Out with a Sigh

It was an ugly one yesterday.
Even now, there's just something about Pedro Martinez that rivets me.
When Derek Lowe pitches poorly, my feeling is one of pure, unadulterated frustration. Dammit Derek, I think, gritting my teeth, as he fidgets on the mound, you are one useless motherfucker.
When Pedro Martinez pitches poorly, I feel as though I'm watching something tragic on a Shakespearean level. The mighty conqueror brought low. King Lear raving on his dark throne. Lady MacBeth wondering how the dagger betrayed her. Merlin falling into the abyss.
There has been something otherworldly about Pedro from the beginning. Where Curt Schilling pumps his fist and yells like Russel Crowe in a swords-and-sandals epic, clearly the avenger but still, as yet, clearly human, Pedro quietly points to the sky, kissing his right hand before offering it up. He has always seemed at least in communication with, if not drawing his power from, the unseen.

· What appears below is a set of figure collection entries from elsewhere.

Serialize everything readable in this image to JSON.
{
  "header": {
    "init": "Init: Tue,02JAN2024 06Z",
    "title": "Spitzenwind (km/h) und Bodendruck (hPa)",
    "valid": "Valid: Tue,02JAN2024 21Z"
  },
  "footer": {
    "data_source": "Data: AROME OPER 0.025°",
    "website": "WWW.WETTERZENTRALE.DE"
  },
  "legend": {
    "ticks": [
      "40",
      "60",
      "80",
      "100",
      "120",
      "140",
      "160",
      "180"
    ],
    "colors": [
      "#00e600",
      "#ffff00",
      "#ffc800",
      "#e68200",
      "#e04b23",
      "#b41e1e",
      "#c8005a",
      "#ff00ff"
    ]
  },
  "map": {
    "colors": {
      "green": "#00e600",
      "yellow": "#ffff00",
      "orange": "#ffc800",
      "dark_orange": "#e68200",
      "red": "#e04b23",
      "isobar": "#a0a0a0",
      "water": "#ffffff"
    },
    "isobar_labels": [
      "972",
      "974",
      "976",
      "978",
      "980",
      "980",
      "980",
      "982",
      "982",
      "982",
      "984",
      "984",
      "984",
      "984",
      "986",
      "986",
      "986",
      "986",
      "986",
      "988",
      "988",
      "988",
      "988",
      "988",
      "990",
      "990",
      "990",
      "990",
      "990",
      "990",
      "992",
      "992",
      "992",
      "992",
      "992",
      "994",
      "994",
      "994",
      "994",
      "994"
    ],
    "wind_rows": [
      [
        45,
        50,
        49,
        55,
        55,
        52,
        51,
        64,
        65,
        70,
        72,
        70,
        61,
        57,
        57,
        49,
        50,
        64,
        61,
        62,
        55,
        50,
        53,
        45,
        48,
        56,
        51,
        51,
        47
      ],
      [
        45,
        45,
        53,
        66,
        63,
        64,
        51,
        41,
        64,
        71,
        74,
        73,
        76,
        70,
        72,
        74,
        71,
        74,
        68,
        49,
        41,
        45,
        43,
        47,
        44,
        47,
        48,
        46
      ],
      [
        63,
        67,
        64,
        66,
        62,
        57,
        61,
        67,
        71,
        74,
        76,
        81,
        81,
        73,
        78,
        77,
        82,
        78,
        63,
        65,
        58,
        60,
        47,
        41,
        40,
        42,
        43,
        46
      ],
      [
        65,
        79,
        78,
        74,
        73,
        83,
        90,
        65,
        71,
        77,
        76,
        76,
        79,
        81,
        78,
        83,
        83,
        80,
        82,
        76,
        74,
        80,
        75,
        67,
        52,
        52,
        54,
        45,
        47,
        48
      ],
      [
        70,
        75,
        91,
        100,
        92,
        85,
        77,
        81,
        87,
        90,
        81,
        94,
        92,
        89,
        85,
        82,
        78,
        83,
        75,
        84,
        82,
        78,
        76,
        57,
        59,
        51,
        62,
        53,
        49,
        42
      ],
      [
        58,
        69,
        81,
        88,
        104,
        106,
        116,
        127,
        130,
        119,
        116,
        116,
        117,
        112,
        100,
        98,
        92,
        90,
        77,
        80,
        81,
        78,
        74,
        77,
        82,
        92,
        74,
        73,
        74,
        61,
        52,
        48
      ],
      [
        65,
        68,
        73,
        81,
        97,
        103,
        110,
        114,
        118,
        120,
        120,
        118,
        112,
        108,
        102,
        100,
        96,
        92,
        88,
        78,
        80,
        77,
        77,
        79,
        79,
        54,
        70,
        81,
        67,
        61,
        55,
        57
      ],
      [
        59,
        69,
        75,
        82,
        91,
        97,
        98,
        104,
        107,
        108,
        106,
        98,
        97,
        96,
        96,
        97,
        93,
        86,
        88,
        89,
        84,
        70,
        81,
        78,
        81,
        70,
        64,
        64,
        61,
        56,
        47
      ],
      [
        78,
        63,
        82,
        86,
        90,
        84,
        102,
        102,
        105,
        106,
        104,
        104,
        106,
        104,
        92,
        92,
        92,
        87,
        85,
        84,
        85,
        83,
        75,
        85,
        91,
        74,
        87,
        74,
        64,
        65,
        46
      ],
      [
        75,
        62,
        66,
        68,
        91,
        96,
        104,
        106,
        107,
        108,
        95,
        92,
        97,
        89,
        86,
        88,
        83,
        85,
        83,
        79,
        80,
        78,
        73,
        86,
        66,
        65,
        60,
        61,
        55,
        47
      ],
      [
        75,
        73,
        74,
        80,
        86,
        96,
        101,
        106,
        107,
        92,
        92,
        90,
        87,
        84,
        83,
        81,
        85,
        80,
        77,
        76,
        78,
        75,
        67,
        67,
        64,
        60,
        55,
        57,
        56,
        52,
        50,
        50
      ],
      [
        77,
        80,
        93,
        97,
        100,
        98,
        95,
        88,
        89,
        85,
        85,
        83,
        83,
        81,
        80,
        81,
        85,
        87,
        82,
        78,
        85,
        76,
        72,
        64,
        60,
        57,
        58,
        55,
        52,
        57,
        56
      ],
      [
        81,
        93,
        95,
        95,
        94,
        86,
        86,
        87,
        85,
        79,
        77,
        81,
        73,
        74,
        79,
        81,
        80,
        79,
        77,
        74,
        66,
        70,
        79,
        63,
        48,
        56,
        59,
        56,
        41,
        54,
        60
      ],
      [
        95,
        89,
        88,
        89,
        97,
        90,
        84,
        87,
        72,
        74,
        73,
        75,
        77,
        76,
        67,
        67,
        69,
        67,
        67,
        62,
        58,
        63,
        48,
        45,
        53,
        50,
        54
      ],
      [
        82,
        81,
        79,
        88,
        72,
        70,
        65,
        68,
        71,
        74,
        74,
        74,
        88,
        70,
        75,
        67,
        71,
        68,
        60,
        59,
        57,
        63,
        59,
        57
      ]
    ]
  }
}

It has seemed, as well, that the Pedro Martinez that carries midgets through the dugout is also carrying that Great Pedro Martinez, that Hall of Fame Pedro Martinez, wearing him like clothes out on the mound, shedding him again when he needs to lead a (halfway) normal life.
So when he loads the bases in the fourth inning, it seems as though Pedro goes double for a moment, and the transparent apparition of that Vintage Pedro has torn himself away, and left the mound, leaving that everyday Pedro out there to face the music, the Wizard of Oz exposed behind the curtain.
And then, for some reason, just for a brief flash, it's back. He bears down and strikes out the side, his face flat and coldly terrifying, and when he blows a strike by a helplessly swinging batter it's as if the ball simply disappears halfway to the plate. There it is! you think excitedly. We are finally rid of Impostor Pedro.
In the dugout he's like a headstrong Thoroughbred, tossing his head and avoiding Dave Wallace's attempts to catch his eye. Wallace talks rapidly, and Pedro's eyes dart first left, then right; he turns his head and Wallace lays both hands on his shoulders, a last-ditch effort to settle him, and I know that in past years the idea of a mortal laying hands on Pedro Martinez may have elicited gasps from the rest of the bench and fans alike.
Finally, with Wallace refusing to return to respectable distance, Pedro trains that icy gaze on him, and you can read his lips: I am not coming out in the fourth.
Byung-Hyun Kim is warming apologetically off in the distance. When the inning changes again, though, Pedro is emerging from the dugout, putting on his red glove.
There it is, you think again. That fiercely proud, competitor's spirit. The Great Pedro Martinez has taken over, defying his coach, defying his own performance in the early innings, and he's about to blow away batters like the Pedro of Old.
Check that. He's about to give up two more runs before finally being lifted in favor of Mike Myers.
What has happened?
Pedro's face as Devil Rays round the bases is blank, his expression distant and sullen. Whenever another disaster occurs--a 1-2 count that turns into a single or a double off the wall instead of an emphatic strikeout as has been the custom--the camera coasts in quickly for a tight closeup of his face, showing his upturned eyes or slow, perturbed licks of his lips as if they were some signal that would explain the situation.
The relative simplicity of the game of baseball is its most cutting weapon. It's easy to explain what happened last night--the Tampa Bay Devil Rays scored more runs than the Red Sox. Pedro Martinez gave up more runs than the other guy. That's that.
But of course that isn't enough. Pedro has lost four games in a row for the first time ever in seven years with the Red Sox. Where before a 1-2 count meant certain death for whoever dared enter the batters' box against him, today it might mean nothing.
There's a kind of aching absence here--but of what? Some breath of magic that used to inhabit the right arm of Pedro Jaime Martinez of Manoguayabo, Dominican Republic? The divine intervention that made his 1999 season possible? Has the god, or ghost, that made him now turned away from him? And why?
What's terrifying is that Pedro himself has been devastatingly candid about his state of being. "Call the Yankees my daddies" are five words that will certainly live in infamy. But if you've been listening, he's been saying things all along that grow steadily more difficult to hear.
Last night, framed by a forest of microphones and tape recorders, a light-blue T-shirt stretched over his small but chiseled shoulders, Pedro--the Pedro who has often spoken with so much guile and ruthless wit, the Pedro that has made me remark on more than one occasion, but not without affection, "What a bitch!"--said, and I quote, "I could actually pitch fifth or not at all in the playoffs if I continue to pitch like the way I am."
Gulping, a reporter tried to switch the subject by asking him about whether or not he was bearing down more in the fourth inning to get the side with the bases loaded. "I should have been bearing down a little earlier," Pedro chortled, swiping one hand across his eyes like a child sheepish about forgetting his homework.
What has happened?
While trading Nomar did not rob the Red Sox of their soul, whatever has abandoned Pedro Martinez threatens to. It's abandoned us, too.